Dr Timothy Walker, part of the Alvey directorate, echoes this:  “The long term effects of Alvey, which would not have been apparent when it was still going on, was the long term effects of getting university and industry to work together.”

3 Go with the flow of the technology

The “microchip industry has its “drumbeat” of doubling density every two years, fulfilling Moore’s law,  Go with it and keep up.  As Malcolm Penn told the archive:  “Being able to double the complexity every two years is a given…that is what we’re able to do…It took a certain degree of risk and analytical mind to say, hey, do you know what this [Moore’s law] means, it means we can do this? That was quite visionary, but to actually then turn it into the-the orchestra leader, the drum major, whatever you want to call it, I think industry did that it did it by its own accord and it became, hey, this is what we’ve got to do. We know in two years’ time, we’ve got to be here, let’s all march towards that goal. And it became self-fulfilling.”  The Alvey programme failed to do this

4 Be lucky and find the “killer app”

ARM came along just at the right time to provide the processing power for smartphones.  Again Sir Robin:  “Nokia changed the phone industry.
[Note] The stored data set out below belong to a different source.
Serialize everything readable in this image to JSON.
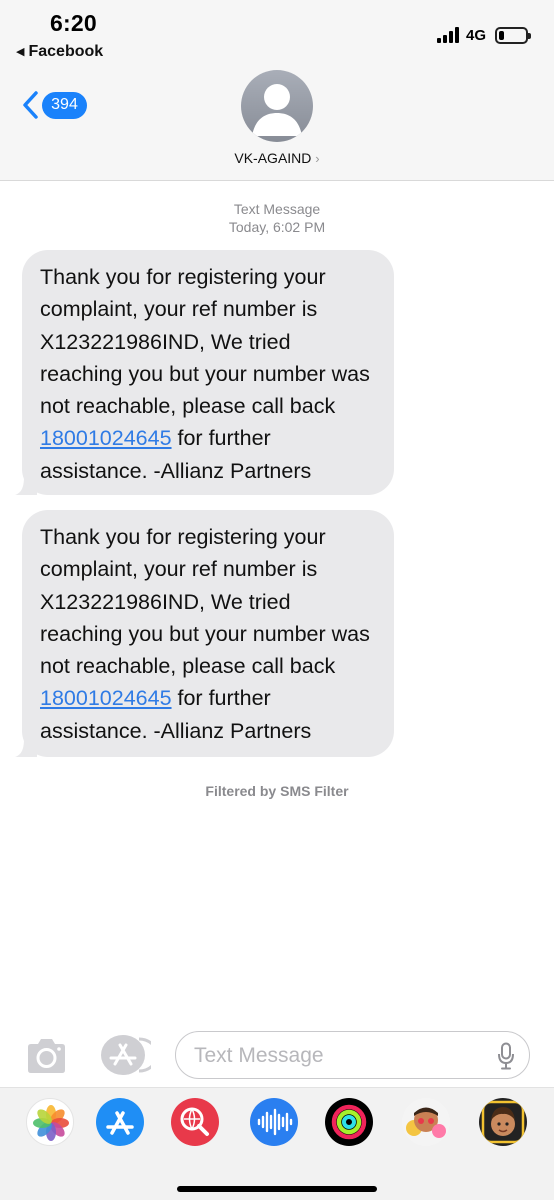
{
  "status_bar": {
    "time": "6:20",
    "back_app": "Facebook",
    "network": "4G",
    "battery_level": 0.2
  },
  "nav": {
    "unread_count": "394",
    "contact_name": "VK-AGAIND",
    "contact_chevron": "›"
  },
  "conversation": {
    "service_label": "Text Message",
    "timestamp": "Today, 6:02 PM",
    "messages": [
      {
        "before_link": "Thank you for registering your complaint, your ref number is X123221986IND, We tried reaching you but your number was not reachable, please call back ",
        "link": "18001024645",
        "after_link": " for further assistance. -Allianz Partners"
      },
      {
        "before_link": "Thank you for registering your complaint, your ref number is X123221986IND, We tried reaching you but your number was not reachable, please call back ",
        "link": "18001024645",
        "after_link": " for further assistance. -Allianz Partners"
      }
    ],
    "filter_note": "Filtered by SMS Filter"
  },
  "composer": {
    "placeholder": "Text Message",
    "camera_icon": "camera-icon",
    "apps_icon": "app-store-icon",
    "mic_icon": "microphone-icon"
  },
  "app_tray": {
    "apps": [
      "photos-icon",
      "app-store-icon",
      "web-search-icon",
      "audio-message-icon",
      "activity-icon",
      "memoji-stickers-icon",
      "memoji-icon"
    ]
  },
  "colors": {
    "accent_blue": "#1a82fb",
    "bubble_gray": "#e9e9eb",
    "link_blue": "#2f7be5"
  }
}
And I have TI to thank as well. It was Nokia, Texas Instruments and ARM were working together, that really invented the first smartphone. So that, that was the start of it. And, everybody contributed, and all contributing what they’re good at, right. And, and it was a team result, and of course Nokia, when they launched the 6110, they were probably number three in mobile phones to Motorola and Ericsson, they took off. And the particular thing that helped us there was, Nokia launched their phone in about 1997; we went public in 1998, and we listed on Nasdaq and London, and because everybody knew who Nokia was, when we were talking to shareholders, it gave us credibility.”

5 Having set it up, back it fully

In the later 1970s the UK government set up an enterprise board to invest in UK technology.  One venture was a semiconductor company called Inmos, co-founded by Iann Barron.  He told the archive: “Inmos was an incredibly successful company. There was only one thing wrong with it, which was Mrs Thatcher. She hated Inmos, because, she thought that it had been created by the Labour Party, and specifically by Tony Benn, and therefore, it was not acceptable at all. And she really made our life impossible by, all sorts of things, publicity in Parliament and things like that. It was all adverse, saying how bad the company was. The company they owned, or were investing in, and they were actively bad-mouthing it. And that made it, made it pretty hard for us.”

That might have been hard: how much harder to create a microchip strategy now?